Advocate’s immunity weathers the storm in case of ‘non-work’ by legal practitioner before criminal trial

date
19 August 2024

Warning: This article contains details about sexual assault which may be upsetting for some readers. Reader discretion is advised.

In a negligence claim against a legal practitioner, advocate's immunity was held to apply in circumstances where there had been a failure by the practitioner (who acted as defence counsel at trial) to obtain weather evidence before a criminal trial. In awarding summary judgment to the practitioner, it was held by Howard J that the distinction sought to be drawn by the plaintiff to exclude the practitioner’s ‘non-work’ from the scope of the immunity principle was misconceived.

In issue

The key issue in the case was whether the doctrine of advocate’s immunity operated as a complete defence to a negligence claim against a legal practitioner, in circumstances where there had been a failure to undertake certain work prior to trial.

The background

The plaintiff commenced proceedings against the defendant, a legal practitioner who had represented him for part of a criminal trial involving an alleged offence of sexual penetration of a minor. After a trial by jury in March 2015, the plaintiff was found guilty and convicted. He successfully appealed against that conviction and was acquitted on a re-trial in October 2017, after serving 15 months imprisonment.

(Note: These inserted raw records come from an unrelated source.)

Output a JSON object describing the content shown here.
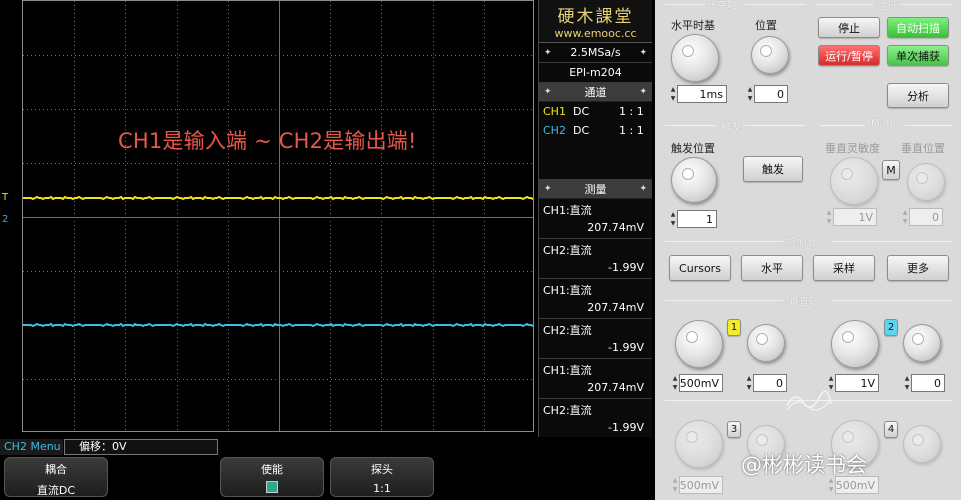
{
  "screen": {
    "annotation": "CH1是输入端 ~ CH2是输出端!",
    "trig_marker": "T",
    "ch1_marker": "1",
    "ch2_marker": "2",
    "colors": {
      "ch1": "#f2e610",
      "ch2": "#3cbde2",
      "annotation": "#e9564a",
      "grid": "#6e6e6e"
    },
    "traces": {
      "ch1_level_fraction": 0.455,
      "ch2_level_fraction": 0.75
    }
  },
  "meas": {
    "logo_cn": "硬木課堂",
    "logo_url": "www.emooc.cc",
    "rate": "2.5MSa/s",
    "model": "EPI-m204",
    "channels_title": "通道",
    "channels": [
      {
        "name": "CH1",
        "coupling": "DC",
        "ratio": "1 : 1"
      },
      {
        "name": "CH2",
        "coupling": "DC",
        "ratio": "1 : 1"
      }
    ],
    "measure_title": "测量",
    "items": [
      {
        "label": "CH1:直流",
        "value": "207.74mV"
      },
      {
        "label": "CH2:直流",
        "value": "-1.99V"
      },
      {
        "label": "CH1:直流",
        "value": "207.74mV"
      },
      {
        "label": "CH2:直流",
        "value": "-1.99V"
      },
      {
        "label": "CH1:直流",
        "value": "207.74mV"
      },
      {
        "label": "CH2:直流",
        "value": "-1.99V"
      }
    ]
  },
  "ctrl": {
    "horizontal_title": "水平轴",
    "run_title": "运行",
    "timebase_label": "水平时基",
    "position_label": "位置",
    "timebase_value": "1ms",
    "position_value": "0",
    "stop": "停止",
    "auto": "自动扫描",
    "run_pause": "运行/暂停",
    "single": "单次捕获",
    "analyze": "分析",
    "trigger_title": "触发",
    "math_title": "Math",
    "trig_pos_label": "触发位置",
    "trig_pos_value": "1",
    "trigger_btn": "触发",
    "vert_sens_label": "垂直灵敏度",
    "vert_pos_label": "垂直位置",
    "math_m": "M",
    "math_sens_value": "1V",
    "math_pos_value": "0",
    "console_title": "控制台",
    "cursors": "Cursors",
    "horizontal": "水平",
    "sample": "采样",
    "more": "更多",
    "vertical_title": "垂直轴",
    "ch1_num": "1",
    "ch2_num": "2",
    "ch3_num": "3",
    "ch4_num": "4",
    "ch1_volts": "500mV",
    "ch1_pos": "0",
    "ch2_volts": "1V",
    "ch2_pos": "0",
    "ch3_volts": "500mV",
    "ch4_volts": "500mV"
  },
  "bottom": {
    "menu_label": "CH2 Menu",
    "offset": "偏移：0V",
    "coupling_title": "耦合",
    "coupling_value": "直流DC",
    "enable_title": "使能",
    "probe_title": "探头",
    "probe_value": "1:1"
  },
  "watermark": "@彬彬读书会"
}
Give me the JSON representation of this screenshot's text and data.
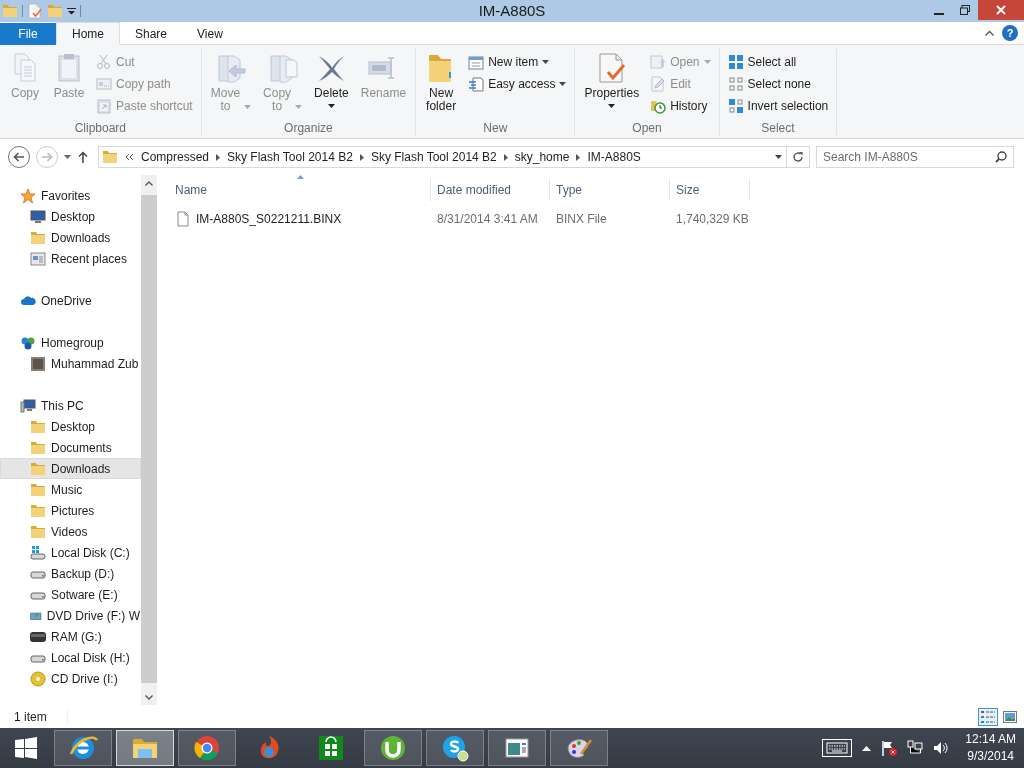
{
  "window": {
    "title": "IM-A880S"
  },
  "ribbon_tabs": [
    {
      "label": "File",
      "kind": "file",
      "selected": false
    },
    {
      "label": "Home",
      "kind": "tab",
      "selected": true
    },
    {
      "label": "Share",
      "kind": "tab",
      "selected": false
    },
    {
      "label": "View",
      "kind": "tab",
      "selected": false
    }
  ],
  "help_button": {
    "label": "?"
  },
  "ribbon_groups": [
    {
      "label": "Clipboard",
      "items": [
        {
          "label": "Copy",
          "kind": "large",
          "disabled": true
        },
        {
          "label": "Paste",
          "kind": "large",
          "disabled": true
        },
        {
          "label": "Cut",
          "kind": "small",
          "disabled": true
        },
        {
          "label": "Copy path",
          "kind": "small",
          "disabled": true
        },
        {
          "label": "Paste shortcut",
          "kind": "small",
          "disabled": true
        }
      ]
    },
    {
      "label": "Organize",
      "items": [
        {
          "label": "Move to",
          "kind": "large",
          "disabled": true,
          "dropdown": true,
          "dropdown_below": false
        },
        {
          "label": "Copy to",
          "kind": "large",
          "disabled": true,
          "dropdown": true,
          "dropdown_below": false
        },
        {
          "label": "Delete",
          "kind": "large",
          "disabled": false,
          "dropdown": true,
          "dropdown_below": true
        },
        {
          "label": "Rename",
          "kind": "large",
          "disabled": true,
          "dropdown": false
        }
      ]
    },
    {
      "label": "New",
      "items": [
        {
          "label": "New folder",
          "kind": "large",
          "disabled": false,
          "dropdown": false
        },
        {
          "label": "New item",
          "kind": "small",
          "disabled": false,
          "dropdown": true
        },
        {
          "label": "Easy access",
          "kind": "small",
          "disabled": false,
          "dropdown": true
        }
      ]
    },
    {
      "label": "Open",
      "items": [
        {
          "label": "Properties",
          "kind": "large",
          "disabled": false,
          "dropdown": true,
          "dropdown_below": true
        },
        {
          "label": "Open",
          "kind": "small",
          "disabled": true,
          "dropdown": true
        },
        {
          "label": "Edit",
          "kind": "small",
          "disabled": true,
          "dropdown": false
        },
        {
          "label": "History",
          "kind": "small",
          "disabled": false,
          "dropdown": false
        }
      ]
    },
    {
      "label": "Select",
      "items": [
        {
          "label": "Select all",
          "kind": "small",
          "disabled": false
        },
        {
          "label": "Select none",
          "kind": "small",
          "disabled": false
        },
        {
          "label": "Invert selection",
          "kind": "small",
          "disabled": false
        }
      ]
    }
  ],
  "navigation_buttons": {
    "back_disabled": false,
    "forward_disabled": true
  },
  "address_bar": {
    "segments": [
      "Compressed",
      "Sky Flash Tool 2014 B2",
      "Sky Flash Tool 2014 B2",
      "sky_home",
      "IM-A880S"
    ]
  },
  "search": {
    "placeholder": "Search IM-A880S"
  },
  "navigation_pane": [
    {
      "label": "Favorites",
      "selected": false,
      "children": [
        {
          "label": "Desktop",
          "selected": false
        },
        {
          "label": "Downloads",
          "selected": false
        },
        {
          "label": "Recent places",
          "selected": false
        }
      ]
    },
    {
      "label": "OneDrive",
      "selected": false
    },
    {
      "label": "Homegroup",
      "selected": false,
      "children": [
        {
          "label": "Muhammad Zub",
          "selected": false
        }
      ]
    },
    {
      "label": "This PC",
      "selected": false,
      "children": [
        {
          "label": "Desktop",
          "selected": false
        },
        {
          "label": "Documents",
          "selected": false
        },
        {
          "label": "Downloads",
          "selected": true
        },
        {
          "label": "Music",
          "selected": false
        },
        {
          "label": "Pictures",
          "selected": false
        },
        {
          "label": "Videos",
          "selected": false
        },
        {
          "label": "Local Disk (C:)",
          "selected": false
        },
        {
          "label": "Backup (D:)",
          "selected": false
        },
        {
          "label": "Sotware (E:)",
          "selected": false
        },
        {
          "label": "DVD Drive (F:) W",
          "selected": false
        },
        {
          "label": "RAM (G:)",
          "selected": false
        },
        {
          "label": "Local Disk (H:)",
          "selected": false
        },
        {
          "label": "CD Drive (I:)",
          "selected": false
        }
      ]
    }
  ],
  "file_list": {
    "columns": [
      {
        "label": "Name",
        "sorted": true
      },
      {
        "label": "Date modified",
        "sorted": false
      },
      {
        "label": "Type",
        "sorted": false
      },
      {
        "label": "Size",
        "sorted": false
      }
    ],
    "rows": [
      {
        "name": "IM-A880S_S0221211.BINX",
        "date_modified": "8/31/2014 3:41 AM",
        "type": "BINX File",
        "size": "1,740,329 KB",
        "selected": false
      }
    ]
  },
  "status_bar": {
    "item_count": "1 item",
    "view_buttons": [
      {
        "kind": "details",
        "selected": true
      },
      {
        "kind": "large-icons",
        "selected": false
      }
    ]
  },
  "taskbar": {
    "apps": [
      {
        "running": true,
        "active": false
      },
      {
        "running": true,
        "active": true
      },
      {
        "running": true,
        "active": false
      },
      {
        "running": false,
        "active": false
      },
      {
        "running": false,
        "active": false
      },
      {
        "running": true,
        "active": false
      },
      {
        "running": true,
        "active": false
      },
      {
        "running": true,
        "active": false
      },
      {
        "running": true,
        "active": false
      }
    ],
    "clock": {
      "time": "12:14 AM",
      "date": "9/3/2014"
    }
  }
}
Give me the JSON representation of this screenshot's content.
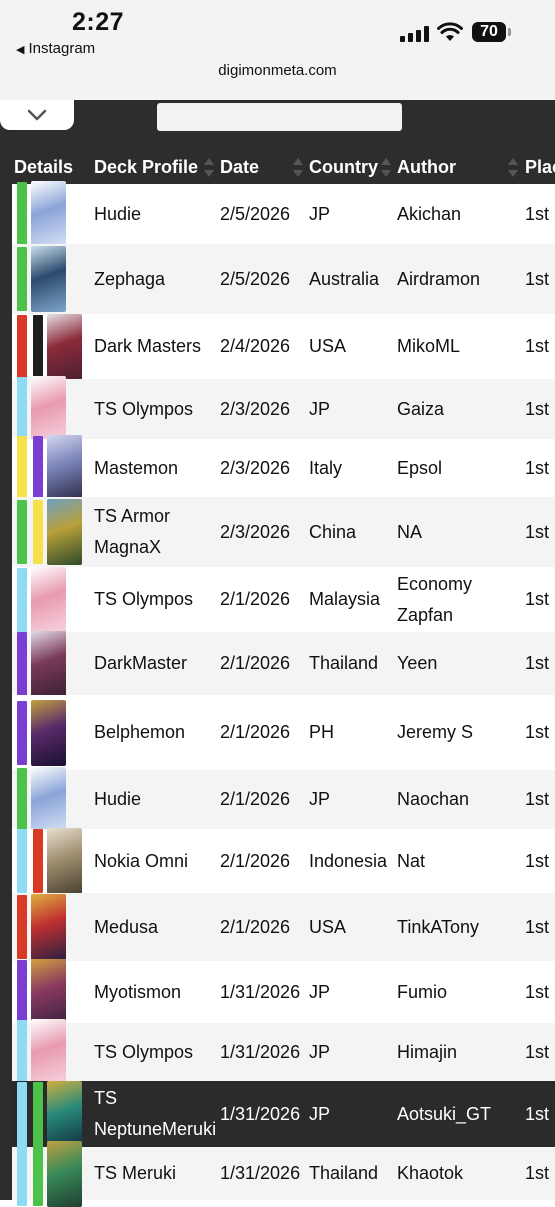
{
  "status_bar": {
    "time": "2:27",
    "back_label": "Instagram",
    "battery": "70"
  },
  "browser": {
    "url": "digimonmeta.com"
  },
  "table": {
    "headers": {
      "details": "Details",
      "deck_profile": "Deck Profile",
      "date": "Date",
      "country": "Country",
      "author": "Author",
      "placement": "Plac"
    },
    "rows": [
      {
        "deck": "Hudie",
        "date": "2/5/2026",
        "country": "JP",
        "author": "Akichan",
        "place": "1st",
        "colors": [
          "#4cc24a"
        ]
      },
      {
        "deck": "Zephaga",
        "date": "2/5/2026",
        "country": "Australia",
        "author": "Airdramon",
        "place": "1st",
        "colors": [
          "#4cc24a"
        ]
      },
      {
        "deck": "Dark Masters",
        "date": "2/4/2026",
        "country": "USA",
        "author": "MikoML",
        "place": "1st",
        "colors": [
          "#d83a26",
          "#1e1e1e"
        ]
      },
      {
        "deck": "TS Olympos",
        "date": "2/3/2026",
        "country": "JP",
        "author": "Gaiza",
        "place": "1st",
        "colors": [
          "#8fdaf5"
        ]
      },
      {
        "deck": "Mastemon",
        "date": "2/3/2026",
        "country": "Italy",
        "author": "Epsol",
        "place": "1st",
        "colors": [
          "#f6e14a",
          "#7a3ed1"
        ]
      },
      {
        "deck": "TS Armor MagnaX",
        "date": "2/3/2026",
        "country": "China",
        "author": "NA",
        "place": "1st",
        "colors": [
          "#4cc24a",
          "#f6e14a"
        ]
      },
      {
        "deck": "TS Olympos",
        "date": "2/1/2026",
        "country": "Malaysia",
        "author": "Economy Zapfan",
        "place": "1st",
        "colors": [
          "#8fdaf5"
        ]
      },
      {
        "deck": "DarkMaster",
        "date": "2/1/2026",
        "country": "Thailand",
        "author": "Yeen",
        "place": "1st",
        "colors": [
          "#7a3ed1"
        ]
      },
      {
        "deck": "Belphemon",
        "date": "2/1/2026",
        "country": "PH",
        "author": "Jeremy S",
        "place": "1st",
        "colors": [
          "#7a3ed1"
        ]
      },
      {
        "deck": "Hudie",
        "date": "2/1/2026",
        "country": "JP",
        "author": "Naochan",
        "place": "1st",
        "colors": [
          "#4cc24a"
        ]
      },
      {
        "deck": "Nokia Omni",
        "date": "2/1/2026",
        "country": "Indonesia",
        "author": "Nat",
        "place": "1st",
        "colors": [
          "#8fdaf5",
          "#d83a26"
        ]
      },
      {
        "deck": "Medusa",
        "date": "2/1/2026",
        "country": "USA",
        "author": "TinkATony",
        "place": "1st",
        "colors": [
          "#d83a26"
        ]
      },
      {
        "deck": "Myotismon",
        "date": "1/31/2026",
        "country": "JP",
        "author": "Fumio",
        "place": "1st",
        "colors": [
          "#7a3ed1"
        ]
      },
      {
        "deck": "TS Olympos",
        "date": "1/31/2026",
        "country": "JP",
        "author": "Himajin",
        "place": "1st",
        "colors": [
          "#8fdaf5"
        ]
      },
      {
        "deck": "TS NeptuneMeruki",
        "date": "1/31/2026",
        "country": "JP",
        "author": "Aotsuki_GT",
        "place": "1st",
        "colors": [
          "#8fdaf5",
          "#4cc24a"
        ]
      },
      {
        "deck": "TS Meruki",
        "date": "1/31/2026",
        "country": "Thailand",
        "author": "Khaotok",
        "place": "1st",
        "colors": [
          "#8fdaf5",
          "#4cc24a"
        ]
      }
    ]
  }
}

The plaintiff’s complaints against the defendant in the proceedings mirrored the grounds of his successful appeal against his earlier conviction. Relevantly, he asserted that the defendant had failed to obtain Bureau of Meteorology records to establish the temperature on the night of the alleged offence, which was a relevant matter for cross-examination of the complainant. The Court of Appeal held (and Howard J accepted for the purposes of determining a summary judgment application brought by the defendant) that:

  • The plaintiff had instructed the defendant well prior to trial about the existence of meteorological records which were inconsistent with an important aspect of the prosecution evidence;
  • The plaintiff’s instructions were given in a context which made it clear that he wanted the issue pursued and in which there was no forensic disadvantage to doing so;
  • It was incumbent on the defendant to take steps, or ensure that steps were taken, to obtain evidence of those records in admissible form;
  • There was error of judgment by the defendant in not challenging the complainant’s evidence in cross examination about the temperature on the night of the alleged offence, which was incapable of being justified as a reasonable forensic judgment; and
  • The defendant’s (and trial judge’s) error as to the relevance of the meteorological records had the practical effect of depriving the plaintiff of the opportunity to run an important aspect of his defence and comprised a miscarriage of justice.

The defendant relied on advocate’s immunity as a complete defence to the plaintiff’s claims in the proceedings and (on that basis) made an early application for summary judgment.

The decision at trial

Howard J considered that it was appropriate for him to consider and determine the application of advocate’s immunity on a summary basis. He accepted (for the purposes of the application) that the defendant did breach her duty of care to the plaintiff and that the negligence in question caused the plaintiff to be convicted and imprisoned.

The plaintiff sought to distinguish his case against the defendant from other cases where advocate’s immunity applies, on the basis that it was not about ‘in-court’ work but was about an out of court pre-trial event where the defendant did not perform her duty. He argued that it was an ‘exceptional case’ that did not fall within advocate’s immunity, as was contemplated by the High Court in the leading case of D’Orta-Ekenaike v Victoria Legal Aid (2005) 223 CLR 1.

Howard J rejected the distinction sought to be drawn by the plaintiff (which would exclude the defendant’s ‘non-work’) as an accurate statement of the immunity principle. He considered that the plaintiff’s case turned on the defendant’s failure to obtain prior to (and have available at) trial the weather evidence, and to use the weather evidence at trial to challenge the prosecution case against the plaintiff. That is, the plaintiff’s case was that the work not done by the defendant out of court affected the conduct of the case in court, or was intimately connected with the work in court. Accordingly, Howard J determined that the plaintiff’s claim was ‘squarely within’ the advocate’s immunity.

Implications for you

The case illustrates that the courts will continue to uphold the enshrined principles of advocate’s immunity (including on a summary basis), so long as the thing alleged to have been done (or not done) has the necessary connection with the conduct of the matter in court. This warrants early consideration in dealing with claims against legal practitioners, including obtaining advice as to the prospects for making early dismissal applications on the basis of advocate’s immunity.